But before he left the reef, he gave a look round for the last time. His
eyes again interrogated the sea away up to the horizon. Would some raft
appear on the surface of the waves, some fragment of the -Dream-, some
survivor, perhaps?
Nothing. The launch even was not there, and had probably been dragged
into the common abyss.
Then the idea occurred to Godfrey that among the breakers some of his
companions might have found a refuge, and were, like him, waiting for
the day to try and reach the shore.
There was nobody, neither on the rocks, nor on the beach! The reef was
as deserted as the ocean!
But in default of survivors, had not the sea thrown up some of the
corpses? Could not Godfrey find among the rocks, along to the utmost
boundary of the surf, the inanimate bodies of some of his companions?
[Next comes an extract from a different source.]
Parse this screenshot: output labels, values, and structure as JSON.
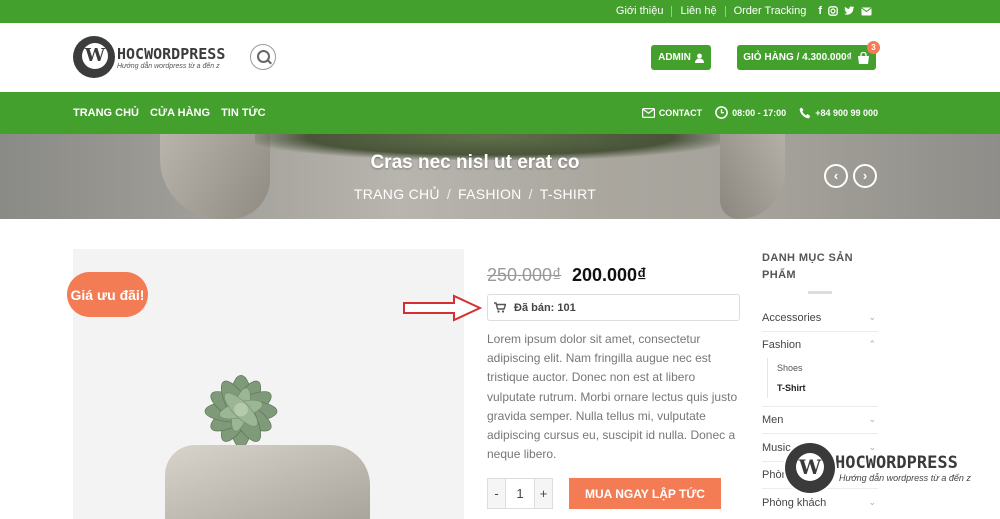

No! Nothing along the whole length of the breakers, which the last
ripples of the ebb had now left bare.
Godfrey was alone! He could only count on himself to battle with the
dangers of every sort which environed him!
Before this reality, however, Godfrey, let it be said to his credit, did
not quail. But as before everything it was best for him to ascertain the
nature of the ground from which he was separated by so short a distance,
he left the summit of the rock and began to approach the shore.
When the interval which separated the rocks was too great to be cleared
at a bound, he got down into the water, and sometimes walking and
sometimes swimming he easily gained the one next in order. When there
was but a yard or two between, he jumped from one rock to the other.
His progress over these slimy stones, carpeted with glistening
sea-weeds, was not easy, and it was long. Nearly a quarter of a mile had
thus to be traversed.
But Godfrey was active and handy, and at length he set foot on the land
where there probably awaited him, if not early death, at least a
miserable life worse than death. Hunger, thirst, cold, and nakedness,
and perils of all kinds; without a weapon of defence, without a gun to
shoot with, without a change of clothes--such the extremities to which
he was reduced.
How imprudent he had been! He had been desirous of knowing if he was
capable of making his way in the world under difficult circumstances! He
had put himself to the proof! He had envied the lot of a Crusoe! Well,
he would see if the lot were an enviable one!
And then there returned to his mind the thought of his happy existence,
that easy life in San Francisco, in the midst of a rich and loving
family, which he had abandoned to throw himself into adventures. He
thought of his Uncle Will, of his betrothed Phina, of his friends who
would doubtless never see him again.
As he called up these remembrances his heart swelled, and in spite of
his resolution a tear rose to his eyes.
And again, if he was not alone, if some other survivor of the shipwreck
had managed, like him, to reach the shore, and even in default of the
captain or the mate, this proved to be Professor Tartlet, how little he
could depend on that frivolous being, and how slightly improved the
chances of the future appeared! At this point, however, he still had
hope. If he had found no trace among the breakers, would he meet with
any on the beach?
Who else but he had already touched the shore, seeking a companion who
was seeking him?
Godfrey took another long look from north to south. He did not notice a
single human being. Evidently this portion of the earth was uninhabited.
In any case there was no sign, not a trace of smoke in the air, not a
vestige.
"Let us get on!" said Godfrey to himself.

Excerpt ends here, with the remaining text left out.